Créer ses propres problèmes et ses propres solutions parallèlement à ceux des concurrents pour éviter le
travail de discussion, de contre-argumentation, de contre-preuve et de réfutation, voilà ce que semblent
avoir pour stratégie et même pour ambition nombre de sociologues français depuis près de trente ans. Il
me semble que nombre de « novateurs » (en fait, de pseudo-novateurs) sont mus par une morale de petits
entrepreneurs qui préfèrent tenter d'être les premiers ou de se « faire remarquer » en changeant de
« créneau » plutôt que d'affronter les plus gros concurrents sur leur propre terrain. Mais la coexistence
sans discussion conduit à bien peu de cumulativité critique.
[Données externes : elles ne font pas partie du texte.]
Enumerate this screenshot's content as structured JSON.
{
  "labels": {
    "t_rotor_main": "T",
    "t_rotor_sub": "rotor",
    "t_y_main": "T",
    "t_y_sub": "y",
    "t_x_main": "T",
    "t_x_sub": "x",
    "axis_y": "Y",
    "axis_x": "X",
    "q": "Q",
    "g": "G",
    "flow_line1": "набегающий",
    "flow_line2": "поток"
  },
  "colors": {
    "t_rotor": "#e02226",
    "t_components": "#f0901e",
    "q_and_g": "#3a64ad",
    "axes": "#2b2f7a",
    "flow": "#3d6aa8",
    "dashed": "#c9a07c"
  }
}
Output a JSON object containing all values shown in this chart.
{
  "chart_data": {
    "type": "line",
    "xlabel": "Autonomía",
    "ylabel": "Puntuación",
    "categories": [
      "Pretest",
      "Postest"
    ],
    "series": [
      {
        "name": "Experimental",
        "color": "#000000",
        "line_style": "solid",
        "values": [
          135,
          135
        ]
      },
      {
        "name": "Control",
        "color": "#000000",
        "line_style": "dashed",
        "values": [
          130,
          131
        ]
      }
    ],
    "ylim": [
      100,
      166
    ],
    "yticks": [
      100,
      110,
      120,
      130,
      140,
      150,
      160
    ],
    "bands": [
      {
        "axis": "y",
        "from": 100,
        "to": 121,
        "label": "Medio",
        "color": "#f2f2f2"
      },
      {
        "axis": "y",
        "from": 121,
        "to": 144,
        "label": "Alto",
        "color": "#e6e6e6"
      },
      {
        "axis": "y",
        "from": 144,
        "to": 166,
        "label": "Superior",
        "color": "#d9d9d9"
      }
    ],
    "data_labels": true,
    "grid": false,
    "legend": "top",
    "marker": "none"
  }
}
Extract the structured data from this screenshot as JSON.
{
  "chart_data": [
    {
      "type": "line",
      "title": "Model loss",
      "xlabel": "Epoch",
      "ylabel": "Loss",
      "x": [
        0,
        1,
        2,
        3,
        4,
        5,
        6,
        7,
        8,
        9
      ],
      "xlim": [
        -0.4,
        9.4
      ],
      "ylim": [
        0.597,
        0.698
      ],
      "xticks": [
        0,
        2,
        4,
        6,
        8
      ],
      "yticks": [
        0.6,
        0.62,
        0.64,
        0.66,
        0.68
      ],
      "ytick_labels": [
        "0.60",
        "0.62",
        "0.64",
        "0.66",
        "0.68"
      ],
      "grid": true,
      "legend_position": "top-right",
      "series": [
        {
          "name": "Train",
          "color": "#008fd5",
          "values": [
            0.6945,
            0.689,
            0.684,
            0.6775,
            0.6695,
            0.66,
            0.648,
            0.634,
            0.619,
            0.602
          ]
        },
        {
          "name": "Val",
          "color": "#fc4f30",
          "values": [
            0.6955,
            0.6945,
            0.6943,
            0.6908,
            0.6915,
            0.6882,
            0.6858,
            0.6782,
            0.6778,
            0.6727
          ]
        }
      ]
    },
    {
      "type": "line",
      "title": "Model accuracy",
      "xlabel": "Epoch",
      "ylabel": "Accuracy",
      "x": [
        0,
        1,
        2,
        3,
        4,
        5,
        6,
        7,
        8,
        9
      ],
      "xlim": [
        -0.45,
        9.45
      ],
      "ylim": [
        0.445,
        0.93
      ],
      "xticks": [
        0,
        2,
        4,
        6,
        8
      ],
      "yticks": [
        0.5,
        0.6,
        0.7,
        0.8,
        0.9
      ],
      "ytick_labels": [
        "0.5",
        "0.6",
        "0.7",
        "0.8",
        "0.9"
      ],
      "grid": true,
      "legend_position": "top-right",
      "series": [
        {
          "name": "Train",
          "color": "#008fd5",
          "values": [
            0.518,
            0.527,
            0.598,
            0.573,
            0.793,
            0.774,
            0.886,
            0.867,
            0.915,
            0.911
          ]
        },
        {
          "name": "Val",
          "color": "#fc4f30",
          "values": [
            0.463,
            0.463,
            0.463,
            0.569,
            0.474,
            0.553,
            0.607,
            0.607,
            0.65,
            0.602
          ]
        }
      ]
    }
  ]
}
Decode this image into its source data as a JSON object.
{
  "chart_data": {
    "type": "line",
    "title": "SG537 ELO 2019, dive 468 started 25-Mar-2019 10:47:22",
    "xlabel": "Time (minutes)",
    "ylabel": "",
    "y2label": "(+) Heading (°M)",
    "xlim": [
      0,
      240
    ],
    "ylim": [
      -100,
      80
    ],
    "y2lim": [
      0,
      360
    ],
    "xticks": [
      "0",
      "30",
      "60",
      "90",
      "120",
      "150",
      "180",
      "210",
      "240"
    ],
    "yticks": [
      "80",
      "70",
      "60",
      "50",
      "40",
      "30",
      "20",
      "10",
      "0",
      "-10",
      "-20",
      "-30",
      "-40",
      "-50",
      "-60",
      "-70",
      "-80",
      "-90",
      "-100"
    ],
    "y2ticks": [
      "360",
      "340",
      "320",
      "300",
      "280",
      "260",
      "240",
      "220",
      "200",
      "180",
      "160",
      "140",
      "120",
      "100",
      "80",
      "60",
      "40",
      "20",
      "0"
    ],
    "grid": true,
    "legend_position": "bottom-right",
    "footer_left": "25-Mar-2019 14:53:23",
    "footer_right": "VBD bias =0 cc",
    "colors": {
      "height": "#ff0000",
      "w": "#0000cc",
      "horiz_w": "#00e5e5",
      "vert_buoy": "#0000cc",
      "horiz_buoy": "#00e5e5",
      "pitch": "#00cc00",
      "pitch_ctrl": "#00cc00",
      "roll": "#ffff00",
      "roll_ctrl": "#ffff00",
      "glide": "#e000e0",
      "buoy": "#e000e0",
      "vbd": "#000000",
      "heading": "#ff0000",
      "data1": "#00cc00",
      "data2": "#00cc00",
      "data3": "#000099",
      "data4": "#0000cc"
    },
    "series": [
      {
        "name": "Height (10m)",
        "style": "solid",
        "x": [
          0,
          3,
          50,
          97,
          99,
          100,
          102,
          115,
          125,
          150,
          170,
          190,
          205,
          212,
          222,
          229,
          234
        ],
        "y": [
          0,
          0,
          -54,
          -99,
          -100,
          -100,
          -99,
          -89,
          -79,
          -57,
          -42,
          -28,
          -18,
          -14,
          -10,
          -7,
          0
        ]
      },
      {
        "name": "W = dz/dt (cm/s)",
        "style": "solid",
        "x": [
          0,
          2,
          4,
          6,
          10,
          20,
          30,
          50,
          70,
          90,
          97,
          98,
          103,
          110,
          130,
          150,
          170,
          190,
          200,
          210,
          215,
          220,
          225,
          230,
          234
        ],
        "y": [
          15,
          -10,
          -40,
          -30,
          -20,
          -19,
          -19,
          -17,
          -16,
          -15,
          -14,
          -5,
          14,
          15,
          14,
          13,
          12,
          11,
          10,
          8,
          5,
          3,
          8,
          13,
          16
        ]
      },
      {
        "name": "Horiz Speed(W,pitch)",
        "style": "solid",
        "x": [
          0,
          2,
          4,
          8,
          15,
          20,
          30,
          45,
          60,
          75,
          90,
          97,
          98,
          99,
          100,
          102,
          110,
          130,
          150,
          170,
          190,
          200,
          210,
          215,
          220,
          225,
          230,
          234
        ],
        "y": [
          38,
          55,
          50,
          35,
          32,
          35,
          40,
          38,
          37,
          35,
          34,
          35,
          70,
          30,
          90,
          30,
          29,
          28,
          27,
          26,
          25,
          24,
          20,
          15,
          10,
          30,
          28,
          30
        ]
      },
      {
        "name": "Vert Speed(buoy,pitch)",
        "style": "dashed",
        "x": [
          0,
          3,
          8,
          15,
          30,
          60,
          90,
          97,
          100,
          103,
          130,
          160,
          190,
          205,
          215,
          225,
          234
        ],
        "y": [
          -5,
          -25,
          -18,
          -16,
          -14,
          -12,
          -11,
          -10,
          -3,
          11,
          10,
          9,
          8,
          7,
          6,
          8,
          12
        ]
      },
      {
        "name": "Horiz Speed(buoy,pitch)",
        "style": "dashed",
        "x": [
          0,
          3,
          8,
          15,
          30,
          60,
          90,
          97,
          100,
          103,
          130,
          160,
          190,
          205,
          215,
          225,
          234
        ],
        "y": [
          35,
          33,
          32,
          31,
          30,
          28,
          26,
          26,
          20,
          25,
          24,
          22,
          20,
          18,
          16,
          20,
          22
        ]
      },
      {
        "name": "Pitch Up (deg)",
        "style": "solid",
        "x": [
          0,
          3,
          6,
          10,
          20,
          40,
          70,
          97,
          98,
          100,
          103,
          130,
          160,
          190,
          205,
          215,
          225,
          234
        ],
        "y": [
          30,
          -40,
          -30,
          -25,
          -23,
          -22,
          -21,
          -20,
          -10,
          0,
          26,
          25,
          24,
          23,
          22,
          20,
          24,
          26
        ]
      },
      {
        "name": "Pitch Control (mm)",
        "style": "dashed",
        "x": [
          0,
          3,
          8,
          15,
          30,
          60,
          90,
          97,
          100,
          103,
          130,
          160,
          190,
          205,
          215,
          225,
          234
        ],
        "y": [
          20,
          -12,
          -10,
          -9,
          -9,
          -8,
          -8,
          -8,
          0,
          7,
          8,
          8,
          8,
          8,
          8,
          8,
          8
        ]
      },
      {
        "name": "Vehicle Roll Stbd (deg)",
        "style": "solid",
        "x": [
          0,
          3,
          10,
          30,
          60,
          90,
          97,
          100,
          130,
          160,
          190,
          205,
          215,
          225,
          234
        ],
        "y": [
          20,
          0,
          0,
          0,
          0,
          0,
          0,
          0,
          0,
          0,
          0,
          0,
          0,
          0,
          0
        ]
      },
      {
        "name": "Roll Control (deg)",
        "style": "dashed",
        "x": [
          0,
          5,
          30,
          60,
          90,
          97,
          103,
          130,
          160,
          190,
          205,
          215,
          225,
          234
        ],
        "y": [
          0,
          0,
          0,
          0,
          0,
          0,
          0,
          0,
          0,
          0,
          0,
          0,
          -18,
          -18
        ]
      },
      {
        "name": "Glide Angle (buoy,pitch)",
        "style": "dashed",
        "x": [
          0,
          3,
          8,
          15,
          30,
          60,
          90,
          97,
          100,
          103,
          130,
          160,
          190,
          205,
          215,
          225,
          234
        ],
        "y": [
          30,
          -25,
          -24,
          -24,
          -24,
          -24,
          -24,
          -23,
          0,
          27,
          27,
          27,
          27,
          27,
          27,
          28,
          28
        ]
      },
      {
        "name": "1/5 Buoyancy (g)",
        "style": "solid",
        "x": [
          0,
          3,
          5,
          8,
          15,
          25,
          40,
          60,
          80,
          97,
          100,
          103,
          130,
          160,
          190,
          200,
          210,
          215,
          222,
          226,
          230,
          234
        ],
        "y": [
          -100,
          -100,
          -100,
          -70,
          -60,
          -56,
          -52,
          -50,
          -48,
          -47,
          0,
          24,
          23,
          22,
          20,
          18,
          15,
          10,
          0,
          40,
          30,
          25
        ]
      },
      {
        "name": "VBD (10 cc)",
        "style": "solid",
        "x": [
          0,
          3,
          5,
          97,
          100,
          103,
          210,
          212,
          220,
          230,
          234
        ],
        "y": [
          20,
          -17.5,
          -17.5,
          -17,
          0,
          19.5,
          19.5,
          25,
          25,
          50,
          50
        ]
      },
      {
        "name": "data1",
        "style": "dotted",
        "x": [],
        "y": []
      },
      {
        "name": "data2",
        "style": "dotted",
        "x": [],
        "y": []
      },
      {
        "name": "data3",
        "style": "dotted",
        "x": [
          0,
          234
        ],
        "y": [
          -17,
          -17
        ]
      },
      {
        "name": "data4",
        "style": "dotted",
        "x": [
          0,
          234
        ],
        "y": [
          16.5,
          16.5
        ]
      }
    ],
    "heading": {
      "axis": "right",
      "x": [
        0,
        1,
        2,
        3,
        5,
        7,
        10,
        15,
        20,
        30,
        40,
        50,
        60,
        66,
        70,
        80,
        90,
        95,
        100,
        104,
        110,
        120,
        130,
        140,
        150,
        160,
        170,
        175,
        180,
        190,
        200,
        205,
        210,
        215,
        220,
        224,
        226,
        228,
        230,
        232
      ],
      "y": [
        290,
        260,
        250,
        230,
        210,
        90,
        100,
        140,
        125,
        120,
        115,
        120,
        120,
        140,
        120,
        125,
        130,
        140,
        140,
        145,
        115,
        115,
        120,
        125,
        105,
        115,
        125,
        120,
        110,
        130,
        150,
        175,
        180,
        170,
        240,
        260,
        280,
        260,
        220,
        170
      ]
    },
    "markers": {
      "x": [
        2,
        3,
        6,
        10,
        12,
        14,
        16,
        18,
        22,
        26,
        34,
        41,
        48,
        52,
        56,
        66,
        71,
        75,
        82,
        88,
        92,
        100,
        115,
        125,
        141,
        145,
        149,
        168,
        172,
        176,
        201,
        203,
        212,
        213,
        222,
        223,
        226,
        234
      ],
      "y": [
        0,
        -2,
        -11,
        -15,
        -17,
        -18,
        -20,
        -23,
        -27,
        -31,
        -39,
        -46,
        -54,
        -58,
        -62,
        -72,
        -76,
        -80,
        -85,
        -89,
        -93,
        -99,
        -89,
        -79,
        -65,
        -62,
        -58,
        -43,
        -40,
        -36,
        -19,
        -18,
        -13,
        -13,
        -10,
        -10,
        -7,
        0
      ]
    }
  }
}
Il n'est même pas sûr, dans l'état actuel des
choses, que les membres de ces diverses entreprises parallèles se lisent beaucoup mutuellement et,
lorsqu'ils se lisent, qu'ils aient envie de faire autre chose que de disqualifier, par tous les moyens
rhétoriques ou extra-rhétoriques imaginables, les « concurrents ». Il est presque miraculeux, dans un tel
univers, qu'une partie des chercheurs puisse encore croire qu'il n'est pas totalement vain de tendre vers
une certaine « vérité scientifique » ou qu'ils puissent réussir à produire un peu de connaissance rationnelle
sur le monde social.
M.Q : Quelle posture épistémologique proposez-vous, de votre côté, pour affronter cette question de la
pluralité théorique en sciences sociales ?
B.L : Je pense que la bonne façon de se comporter dans l’univers des sciences sociales si l’on veut faire
progresser cet univers, consiste à adopter une attitude à la fois respectueuse de la pluralité théorique et
critique. Cela permet d’éviter de considérer qu’il existerait un modèle théorique universellement pertinent
(ce qui suppose que tous les autres modèles sont « erronnés »), sans tomber pour autant dans une sorte de
pacifisme radical fondé sur l’idée d’un pluralisme relativiste et indifférencié. Impérialisme scientifique comme
pluralisme relativiste empêchent les vraies discussions d’avoir lieu, qui devraient porter essentiellement sur le
degré de pertinence d’une théorisation en fonction de l’objectif de connaissance visé. Le modèle de chercheur que j’ai à
l’esprit ici est un chercheur à la fois conscient de l’irréductible pluralité des intérêts de connaissance et des
outils conceptuels et méthodologiques mis en œuvre (et, du même coup, des niveaux de réalité étudiés et
des échelles d’observation mises en œuvre), et combatif ou critique dans le sens où il s’autorise à contester
la pertinence de ces outils en fonction des objets et objectifs de connaissance.